Doug Upchurch is the Head of Learning and Development at Insights. The global people development company operates across 30 countries with the mission of "making a positive difference in the world by supporting individuals in understanding both themselves and others."
In order to help the outside world however, the company needed to offer a system to enable better understanding of their own internal environment.
Upchurch was looking for a solution to explore, collect and document the company's culture in all its offices around the globe. "Part of my challenge was to engage our people in all these different zones. I wanted to ask them what they really thought about working at Insights.”

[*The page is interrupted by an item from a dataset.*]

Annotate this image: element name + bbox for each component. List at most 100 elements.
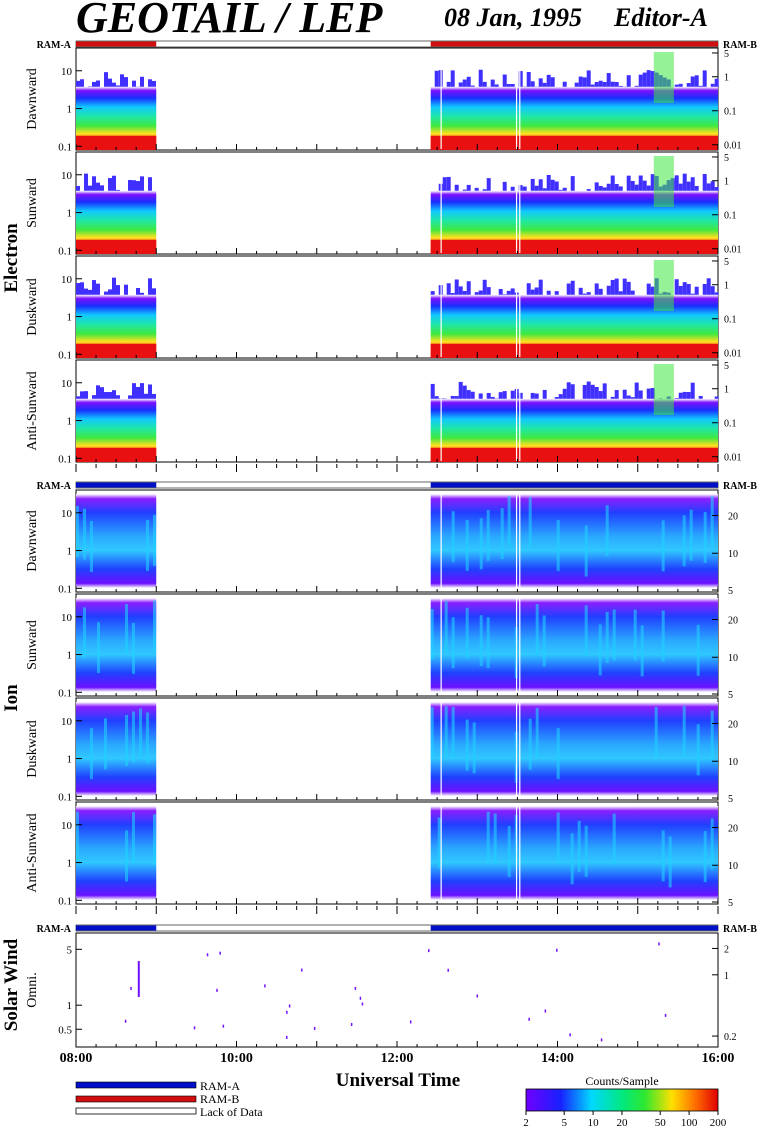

But, he did not want to commission a traditional survey. “It was really about creating a company-wide conversation on the topic."
That is when Waggl came into play. The real-time communication tool helped Upchurch's team to crowdsource employee feedback in a totally transparent and innovative way.

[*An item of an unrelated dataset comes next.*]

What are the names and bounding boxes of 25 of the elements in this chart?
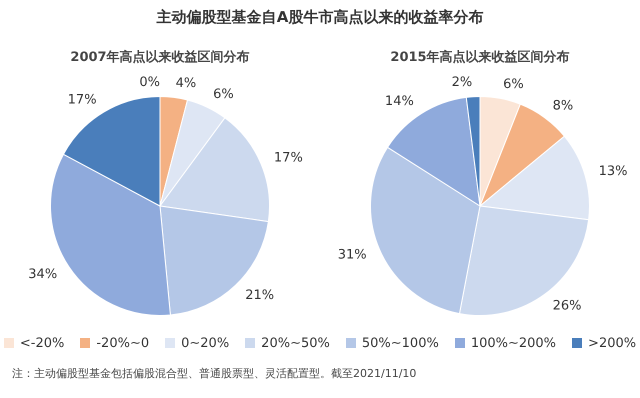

Five questions... and beyond
Waggl was used as part of an internal campaign called "Culture Jam”, which lasted for a week. The idea was to talk about the Insights’ culture collaboratively. “As in a musical jazz session where the players build on each other’s sounds, we wanted to spark meaningful conversations by building on everyone's inputs."
The digital tool was separate to Insight’s intranet, One. It is a hosted virtual system integrated into the company's SharePoint platform. Staff were invited to go there and answer five open questions:
- 'What one adjective would you use to describe our culture and why?'
- 'What symbol, image, object, or place would best represent our culture and why?

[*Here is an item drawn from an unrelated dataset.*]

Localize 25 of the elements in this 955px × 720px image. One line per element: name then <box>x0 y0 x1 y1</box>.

- 'How would you describe our culture to a friend of yours that is thinking about coming to work at Insights?'
- 'If our culture had a tag line of mantra, what would it be?'
- 'Share an experience you have had or heard about at Insights that you believe best exemplifies our culture.'
Upchurch received the highest number of responses compared to all the surveys he had ever done in the past. He cites a number of factors that contributed to this success. First, "the system was very simple to use. People could choose which questions to answer in a straightforward way." It was also mobile friendly and staff could join it easily from any device.
But, what was really powerful about using Waggl was that employees could see the answers of their colleagues and vote on them. Those votes would bring the most popular answers to the top.
"As people were voting on each other’s answers, we started to see what they really liked and thought about working here.”
While a traditional survey is one-way and people never see what their peers are saying, "the situation here was entirely the opposite."
That openness made all the difference. “That was the point of using Waggl.”
Staff could answer and vote as many times as they wanted to. "They would go back at the end of each day to see which new answers had been added, and to place their votes. It created the same appetite that people have when checking updates from their friends on Facebook, but in a corporate environment."
A new language
The whole exercise unveiled novel ways to describe the Insights' culture: "In employees' words. No corporate speak."
In fact, a whole new language was forming to describe the company. For example, on the question, 'What symbol, image, object, or place would best represent our culture and why?' the answer that came up at the top of the list was a 'campfire'. The metaphor used by an employee said that Insights was like ‘everyone being on a camping ground playing his or her part. Some people would cook, others would gather wood or light the fire, etc.’ Other images included a tree, the ocean and a colourful school of fish.
On the question, 'If our culture had a tag line of mantra, what would it be?' the most popular answers included ‘Be yourself, be connected, and enjoy the journey,’ ‘Helping to bring out the best in each other’ and ‘The hugging company!’
“These were the words that our people used, liked and understood. Far away from any business jargon.”